Portugal tem uma "brigada anti-hepatite disponível 24h por dia"
Rui Tato Marinho, diretor do Programa Nacional para as Hepatites Virais, é o entrevistado desta segunda-feira do Vozes ao Minuto.
© Global Imagens
País Rui Tato Marinho
Desde que o Reino Unido lançou o alerta de que 10 crianças teriam sido internadas num quadro de hepatite grave e desconhecida, a 5 de abril, que os casos se têm multiplicado um pouco por todo o mundo. Em Portugal, as contingências começaram a ser preparadas mesmo antes de o primeiro caso suspeito ter sido identificado, através da criação de uma 'task force' de monitorização. Com nove casos em análise, Rui Tato Marinho, diretor do Programa Nacional para as Hepatites Virais, garante que o país dispõe de todas as ferramentas “para que as coisas não corram mal, se alguma criança precisar de nós”.
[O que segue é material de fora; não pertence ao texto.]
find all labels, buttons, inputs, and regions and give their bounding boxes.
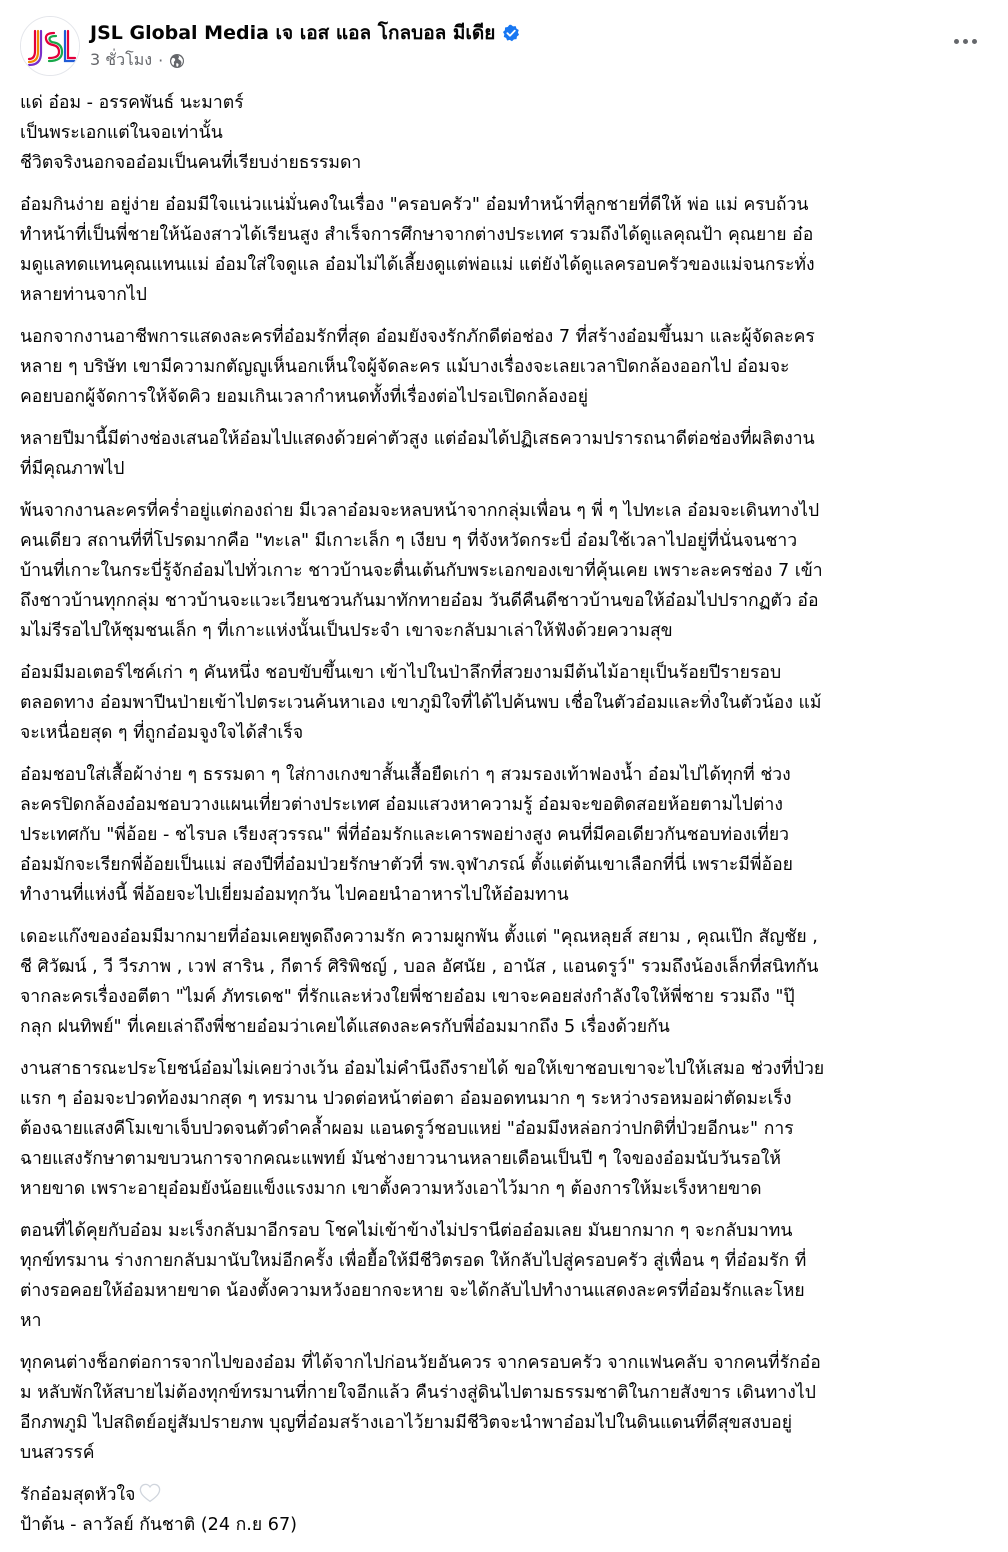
dot (972, 39, 977, 44)
post-paragraph (20, 322, 992, 412)
paragraph-line: จากละครเรื่องอตีตา "ไมค์ ภัทรเดช" ที่รักและห่วงใยพี่ชายอ๋อม เขาจะคอยส่งกำลังใจให้พี่ชาย รวมถึง "ปุ๊ (20, 987, 795, 1007)
paragraph-line: ทำหน้าที่เป็นพี่ชายให้น้องสาวได้เรียนสูง สำเร็จการศึกษาจากต่างประเทศ รวมถึงได้ดูแลคุณป้า คุณยาย อ๋อ (20, 225, 814, 245)
paragraph-line: หลาย ๆ บริษัท เขามีความกตัญญูเห็นอกเห็นใจผู้จัดละคร แม้บางเรื่องจะเลยเวลาปิดกล้องออกไป อ๋อมจะ (20, 357, 790, 377)
paragraph-line: อ๋อมกินง่าย อยู่ง่าย อ๋อมมีใจแน่วแน่มั่นคงในเรื่อง "ครอบครัว" อ๋อมทำหน้าที่ลูกชายที่ดีให้ พ่อ แม่ ครบถ้วน (20, 195, 809, 215)
paragraph-line: ม หลับพักให้สบายไม่ต้องทุกข์ทรมานที่กายใจอีกแล้ว คืนร่างสู่ดินไปตามธรรมชาติในกายสังขาร เดินทางไป (20, 1383, 816, 1403)
post-paragraphs (20, 88, 992, 1468)
paragraph-line: ละครปิดกล้องอ๋อมชอบวางแผนเที่ยวต่างประเทศ อ๋อมแสวงหาความรู้ อ๋อมจะขอติดสอยห้อยตามไปต่าง (20, 795, 783, 815)
white-heart-icon (139, 1483, 161, 1503)
paragraph-line: มไม่รีรอไปให้ชุมชนเล็ก ๆ ที่เกาะแห่งนั้นเป็นประจำ เขาจะกลับมาเล่าให้ฟังด้วยความสุข (20, 621, 673, 641)
paragraph-line: ตอนที่ได้คุยกับอ๋อม มะเร็งกลับมาอีกรอบ โชคไม่เข้าข้างไม่ปรานีต่ออ๋อมเลย มันยากมาก ๆ จะกลับมาทน (20, 1221, 793, 1241)
paragraph-line: งานสาธารณะประโยชน์อ๋อมไม่เคยว่างเว้น อ๋อมไม่คำนึงถึงรายได้ ขอให้เขาชอบเขาจะไปให้เสมอ ช่วงที่ป่วย (20, 1059, 825, 1079)
paragraph-line: จะเหนื่อยสุด ๆ ที่ถูกอ๋อมจูงใจได้สำเร็จ (20, 723, 304, 743)
post-meta (90, 48, 185, 73)
paragraph-line: ถึงชาวบ้านทุกกลุ่ม ชาวบ้านจะแวะเวียนชวนกันมาทักทายอ๋อม วันดีคืนดีชาวบ้านขอให้อ๋อมไปปรากฏตัว อ๋อ (20, 591, 819, 611)
paragraph-line: พ้นจากงานละครที่คร่ำอยู่แต่กองถ่าย มีเวลาอ๋อมจะหลบหน้าจากกลุ่มเพื่อน ๆ พี่ ๆ ไปทะเล อ๋อมจะเดินทางไป (20, 501, 820, 521)
paragraph-line: เป็นพระเอกแต่ในจอเท่านั้น (20, 123, 223, 143)
post-paragraph (20, 1216, 992, 1336)
paragraph-line: กลุก ฝนทิพย์" ที่เคยเล่าถึงพี่ชายอ๋อมว่าเคยได้แสดงละครกับพี่อ๋อมมากถึง 5 เรื่องด้วยกัน (20, 1017, 670, 1037)
paragraph-line: อ๋อมมีมอเตอร์ไซค์เก่า ๆ คันหนึ่ง ชอบขับขึ้นเขา เข้าไปในป่าลึกที่สวยงามมีต้นไม้อายุเป็นร้อยปีรายรอบ (20, 663, 782, 683)
closing-line-1 (20, 1480, 992, 1510)
post-paragraph (20, 88, 992, 178)
post-body (20, 88, 992, 1552)
verified-badge-icon (502, 24, 520, 42)
post-header (0, 0, 1008, 80)
paragraph-line: ต่างรอคอยให้อ๋อมหายขาด น้องตั้งความหวังอยากจะหาย จะได้กลับไปทำงานแสดงละครที่อ๋อมรักและโหย (20, 1281, 805, 1301)
paragraph-line: อ๋อมชอบใส่เสื้อผ้าง่าย ๆ ธรรมดา ๆ ใส่กางเกงขาสั้นเสื้อยืดเก่า ๆ สวมรองเท้าฟองน้ำ อ๋อมไปได้ทุกที่ ช่วง (20, 765, 791, 785)
meta-separator: · (158, 51, 164, 70)
post-paragraph (20, 658, 992, 748)
paragraph-line: ประเทศกับ "พี่อ้อย - ชไรบล เรียงสุวรรณ" พี่ที่อ๋อมรักและเคารพอย่างสูง คนที่มีคอเดียวกันชอบท่องเที่ยว (20, 825, 790, 845)
dot (954, 39, 959, 44)
paragraph-line: ชี ศิวัฒน์ , วี วีรภาพ , เวฟ สาริน , กีตาร์ ศิริพิชญ์ , บอล อัศนัย , อานัส , แอนดรูว์" รวมถึงน้องเล็กที่สนิทกัน (20, 957, 819, 977)
dot (963, 39, 968, 44)
paragraph-line: อีกภพภูมิ ไปสถิตย์อยู่สัมปรายภพ บุญที่อ๋อมสร้างเอาไว้ยามมีชีวิตจะนำพาอ๋อมไปในดินแดนที่ดีสุขสงบอยู่ (20, 1413, 793, 1433)
paragraph-line: ต้องฉายแสงคีโมเขาเจ็บปวดจนตัวดำคล้ำผอม แอนดรูว์ชอบแหย่ "อ๋อมมึงหล่อกว่าปกติที่ป่วยอีกนะ" การ (20, 1119, 794, 1139)
page-name[interactable]: JSL Global Media เจ เอส แอล โกลบอล มีเดีย (90, 22, 496, 44)
page-avatar[interactable] (20, 16, 80, 76)
paragraph-line: นอกจากงานอาชีพการแสดงละครที่อ๋อมรักที่สุด อ๋อมยังจงรักภักดีต่อช่อง 7 ที่สร้างอ๋อมขึ้นมา และผู้จัดละคร (20, 327, 815, 347)
globe-icon[interactable] (169, 53, 185, 69)
paragraph-line: หายขาด เพราะอายุอ๋อมยังน้อยแข็งแรงมาก เขาตั้งความหวังเอาไว้มาก ๆ ต้องการให้มะเร็งหายขาด (20, 1179, 762, 1199)
post-paragraph (20, 496, 992, 646)
paragraph-line: หลายปีมานี้มีต่างช่องเสนอให้อ๋อมไปแสดงด้วยค่าตัวสูง แต่อ๋อมได้ปฏิเสธความปรารถนาดีต่อช่องที่ผลิตงาน (20, 429, 815, 449)
paragraph-line: แรก ๆ อ๋อมจะปวดท้องมากสุด ๆ ทรมาน ปวดต่อหน้าต่อตา อ๋อมอดทนมาก ๆ ระหว่างรอหมอผ่าตัดมะเร็ง (20, 1089, 792, 1109)
post-paragraph (20, 424, 992, 484)
post-paragraph (20, 1054, 992, 1204)
paragraph-line: อ๋อมมักจะเรียกพี่อ้อยเป็นแม่ สองปีที่อ๋อมป่วยรักษาตัวที่ รพ.จุฬาภรณ์ ตั้งแต่ต้นเขาเลือกที่นี่ เพราะมีพี่อ้อย (20, 855, 793, 875)
closing-text: รักอ๋อมสุดหัวใจ (20, 1485, 136, 1505)
post-paragraph (20, 190, 992, 310)
paragraph-line: ทุกคนต่างช็อกต่อการจากไปของอ๋อม ที่ได้จากไปก่อนวัยอันควร จากครอบครัว จากแฟนคลับ จากคนที่รักอ๋อ (20, 1353, 821, 1373)
paragraph-line: ที่มีคุณภาพไป (20, 459, 125, 479)
paragraph-line: เดอะแก๊งของอ๋อมมีมากมายที่อ๋อมเคยพูดถึงความรัก ความผูกพัน ตั้งแต่ "คุณหลุยส์ สยาม , คุณเป๊ก สัญชัย , (20, 927, 818, 947)
paragraph-line: ตลอดทาง อ๋อมพาปีนป่ายเข้าไปตระเวนค้นหาเอง เขาภูมิใจที่ได้ไปค้นพบ เชื่อในตัวอ๋อมและทิ่งในตัวน้อง แม้ (20, 693, 822, 713)
paragraph-line: ชีวิตจริงนอกจออ๋อมเป็นคนที่เรียบง่ายธรรมดา (20, 153, 362, 173)
post-timestamp[interactable]: 3 ชั่วโมง (90, 50, 153, 69)
paragraph-line: คนเดียว สถานที่ที่โปรดมากคือ "ทะเล" มีเกาะเล็ก ๆ เงียบ ๆ ที่จังหวัดกระบี่ อ๋อมใช้เวลาไปอยู่ที่นั่นจนชาว (20, 531, 798, 551)
page-name-row (90, 18, 520, 48)
closing-line-2: ป้าต้น - ลาวัลย์ กันชาติ (24 ก.ย 67) (20, 1515, 298, 1535)
more-options-icon[interactable] (948, 26, 982, 56)
post-paragraph (20, 760, 992, 910)
paragraph-line: บนสวรรค์ (20, 1443, 95, 1463)
jsl-logo-icon (21, 17, 79, 75)
paragraph-line: หา (20, 1311, 42, 1331)
paragraph-line: ทุกข์ทรมาน ร่างกายกลับมานับใหม่อีกครั้ง เพื่อยื้อให้มีชีวิตรอด ให้กลับไปสู่ครอบครัว สู่เพื่อน ๆ ที่อ๋อมรัก ที่ (20, 1251, 807, 1271)
paragraph-line: มดูแลทดแทนคุณแทนแม่ อ๋อมใส่ใจดูแล อ๋อมไม่ได้เลี้ยงดูแต่พ่อแม่ แต่ยังได้ดูแลครอบครัวของแม่จนกระทั่ง (20, 255, 815, 275)
paragraph-line: คอยบอกผู้จัดการให้จัดคิว ยอมเกินเวลากำหนดทั้งที่เรื่องต่อไปรอเปิดกล้องอยู่ (20, 387, 589, 407)
paragraph-line: ฉายแสงรักษาตามขบวนการจากคณะแพทย์ มันช่างยาวนานหลายเดือนเป็นปี ๆ ใจของอ๋อมนับวันรอให้ (20, 1149, 781, 1169)
paragraph-line: หลายท่านจากไป (20, 285, 147, 305)
post-closing (20, 1480, 992, 1540)
post-paragraph (20, 922, 992, 1042)
paragraph-line: แด่ อ๋อม - อรรคพันธ์ นะมาตร์ (20, 93, 244, 113)
paragraph-line: บ้านที่เกาะในกระบี่รู้จักอ๋อมไปทั่วเกาะ ชาวบ้านจะตื่นเต้นกับพระเอกของเขาที่คุ้นเคย เพราะละครช่อง 7 เข้า (20, 561, 823, 581)
post-paragraph (20, 1348, 992, 1468)
paragraph-line: ทำงานที่แห่งนี้ พี่อ้อยจะไปเยี่ยมอ๋อมทุกวัน ไปคอยนำอาหารไปให้อ๋อมทาน (20, 885, 569, 905)
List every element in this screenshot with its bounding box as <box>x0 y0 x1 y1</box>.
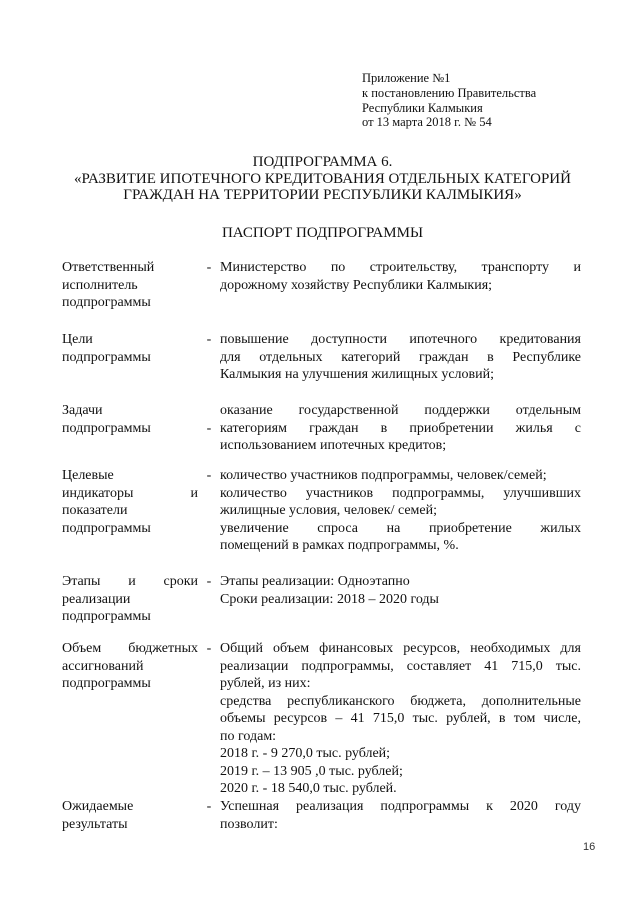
value-line: использованием ипотечных кредитов; <box>220 438 447 453</box>
label-line: Целевые <box>62 468 114 483</box>
title-line: «РАЗВИТИЕ ИПОТЕЧНОГО КРЕДИТОВАНИЯ ОТДЕЛЬНЫХ КАТЕГОРИЙ <box>74 170 571 187</box>
label-line: подпрограммы <box>62 609 151 624</box>
row-dash: - <box>206 468 212 483</box>
value-line: Общий объем финансовых ресурсов, необходимых для <box>220 641 581 656</box>
value-line: реализации подпрограммы, составляет 41 715,0 тыс. <box>220 658 581 674</box>
value-line: количество участников подпрограммы, человек/семей; <box>220 468 547 483</box>
row-dash: - <box>206 574 212 589</box>
row-value <box>220 331 581 384</box>
subprogram-title <box>40 154 605 204</box>
label-line: результаты <box>62 816 128 832</box>
label-line: ассигнований <box>62 658 144 674</box>
label-line: подпрограммы <box>62 420 151 436</box>
label-line: реализации <box>62 591 131 607</box>
label-line: Цели <box>62 332 93 347</box>
appendix-line: от 13 марта 2018 г. № 54 <box>362 115 492 130</box>
value-line: для отдельных категорий граждан в Республике <box>220 349 581 365</box>
value-line: Калмыкия на улучшения жилищных условий; <box>220 367 495 382</box>
row-label <box>62 640 198 693</box>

Em conversa com o Notícias ao Minuto, o diretor do Serviço de Gastrenterologia e Hepatologia do Centro Hospitalar Universitário Lisboa Norte (CHULN) adianta o surto "de origem desconhecida", anunciado pela Organização Mundial da Saúde (OMS) a 15 de abril, apresenta, na sua génese, sintomas gastrointestinais – como dores abdominais, diarreia e vómitos –, assim como a elevação das enzimas do fígado. Se em alguns casos o 'culpado' poderá ser um adenovírus, noutros o coronavírus parece ser o 'agente misterioso'. O que é facto é que "não há certezas neste momento".
Os últimos dados divulgados pelo Centro Europeu de Prevenção e Controlo de Doenças (ECDC, na sigla inglesa), que criou um Grupo de Crise para vigiar a doença, relatam a existência de, pelo menos, 450 casos de hepatite aguda infantil em todo o mundo, que já provocou a morte de 11 crianças. Contudo, o professor da Faculdade de Medicina da Universidade de Lisboa (FMUL) assegura que não se trata de “um foco explosivo”, reiterando que Portugal tem a seu lado “uma brigada anti-hepatite disponível durante 24 horas por dia”.
Mesmo antes de aparecer o primeiro caso em Portugal, já estávamos à defesa para atacar o que quer que fosse
O que é que poderá estar por detrás deste surto de hepatite aguda ou atípica? O que é que já sabemos?
Temos algumas evidências. Manifesta-se em crianças pequeninas, com uma média de três anos de idade, e tem um índice de gravidade superior ao que estamos habituados, em que 10% pode necessitar de um transplante. Houve também alguma concentração de casos numa região, no Reino Unido e países vizinhos. Numa determinada percentagem de casos, foi encontrada a presença do adenovírus – uma forma chamada F41 –, e alguns também tiveram infeção pelo SARS-Cov-2, o que poderá ter tido um efeito facilitador, com os dois vírus em comum.
Outra característica é que não se sabe ainda a causa, mas há algumas pistas. O que é facto é que há uma frequência grande de crianças com hepatite aguda, com transaminases muito elevadas - análises do fígado muito elevadas -, o que não é habitual. Ainda hoje falei com uma pediatra do Hospital de Santa Maria, que disse que não via uma hepatite destas há não sei quantos anos.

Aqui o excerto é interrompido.